You vape, bro? NOT ANY MORE—at least, not any more to those of you who source your mango Juul supplies from brick-and-mortar stores. As of today, that's no longer an option.
On Tuesday, the vaping giant announced that it would only sell its flavored nicotine juice boxes—mango, creme, fruit, and cucumber—online, to people the website's software can confirm to be over 21. Additionally, the company will drastically scale back its social media presence, abandoning Facebook and Instagram entirely. According to the Wall Street Journal, Juul wants to signal its commitment to slashing appeal among minors, but critics contend that the damage is already done.
All of this comes in response to the Food and Drug Administration's e-cigarette crackdown, which specifically targets flavored vapes beloved of younger users. In September, the FDA gave e-cigarette manufacturers 60 days to present concrete plans for keeping their products out of minors' hands. The clock ran out on that deadline over the weekend, thus Juul's announcement.
— JUUL (@JUULvapor) September 12, 2018
The goal of Juul Labs, as CEO Kevin Burns explained in a statement issued Tuesday, is to help smokers transition from cigarettes. As Burns put it, "We want to be the off-ramp for adult smokers to switch from cigarettes, not an on-ramp for America's youth to initiate on nicotine."

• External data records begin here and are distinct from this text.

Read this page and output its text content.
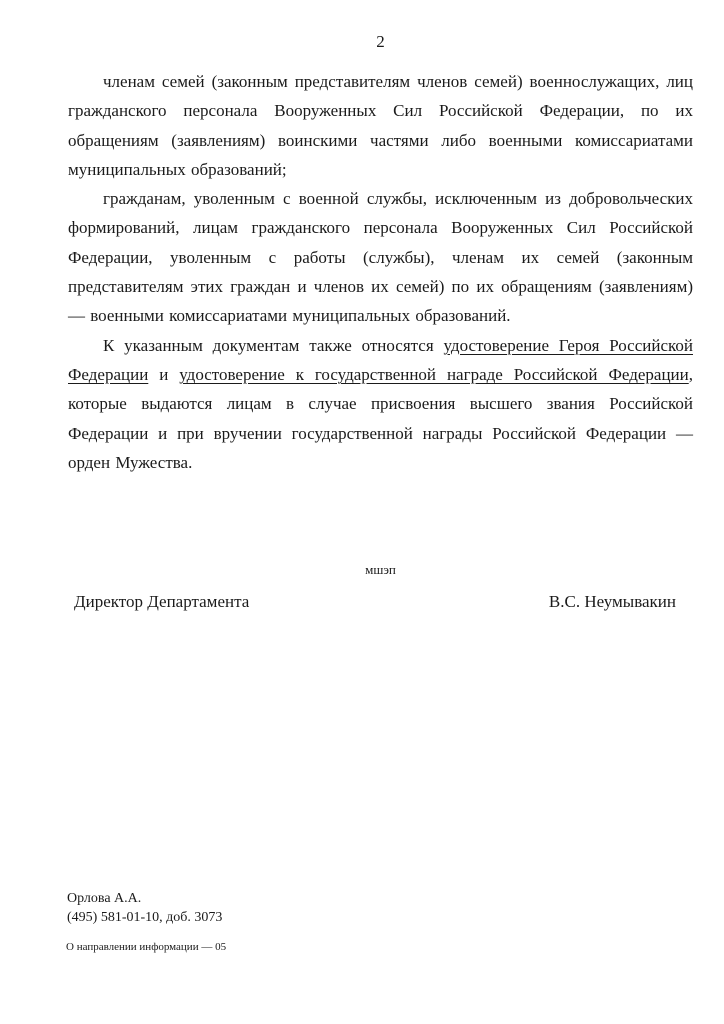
2

членам семей (законным представителям членов семей) военнослужащих, лиц гражданского персонала Вооруженных Сил Российской Федерации, по их обращениям (заявлениям) воинскими частями либо военными комиссариатами муниципальных образований;

гражданам, уволенным с военной службы, исключенным из добровольческих формирований, лицам гражданского персонала Вооруженных Сил Российской Федерации, уволенным с работы (службы), членам их семей (законным представителям этих граждан и членов их семей) по их обращениям (заявлениям) — военными комиссариатами муниципальных образований.

К указанным документам также относятся удостоверение Героя Российской Федерации и удостоверение к государственной награде Российской Федерации, которые выдаются лицам в случае присвоения высшего звания Российской Федерации и при вручении государственной награды Российской Федерации — орден Мужества.

мшэп
Директор Департамента	В.С. Неумывакин
Орлова А.А.
(495) 581-01-10, доб. 3073
О направлении информации — 05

With an eye to the former, Juul will continue to sell its tobacco, mint, and menthol-flavored products in retail stores. Over-21s who want to keep buying flavored pods will need to provide personal information at checkout on Juul.com: name, date of birth, permanent address, and the last four digits of their social security number. Or, they'll need to upload a valid copy of a government-issued I.D., with two-factor authentication and photo technology to come "by year's end." To prevent people purchasing pods for minors, Juul will also cap quantities customers can buy per month.
Whatever the company's true intentions, however, Juul's popularity has ballooned among youths, with the FDA reporting that around 2 million kids in middle and high school regularly partake of the Juul. Doubtless you have seen the teens plugging these flash drive-looking machines into their mouths, releasing big white plumes through their little dragon nostrils. This habit may seem more benign than so many teens smoking regular old cancer sticks, until you remember that a single Juul pod holds as much nicotine as a full pack of cigarettes. Nicotine does not cause cancer, but it is addictive, and that particular Juul property has sent parents and educators alike into a panic.
As the New Yorker's Jia Tolentino reported in August, Juul's Instagram presence was "age-appropriate and fairly boring ... reminiscent of Real Simple" in its aesthetic. (I.e., muted, generically minimalist.) The problem accounts belong to teen influencers who glamorize the Juul experience, and the company seems to recognize this. It will maintain Twitter and YouTube presences for "non-promotional communications," and according to Burns, has "asked Facebook, Instagram, Twitter, and Snapchat for their assistance in policing unauthorized, youth-oriented content on their platforms." Burns did not say, however, how those companies responded to the request.
It's not clear how much Juul can actually do about other users' content. "Juul's social media marketing fueled its popularity with kids," a Campaign for Tobacco-Free Kids spokesperson, Caroline Renzulli, told the NY Times. "Now that it has captured 75 percent of the e-cigarette market, Juul no longer needs to do social media marketing because its young customers are doing it for them."
Notably, the ban on in-person flavored Juul sales is not indefinite: They'll be back in stores eventually, provided those stores implement Juul's "21+ Restricted Distribution System," according to Burns's statement. He made no mention of plans to return to social media.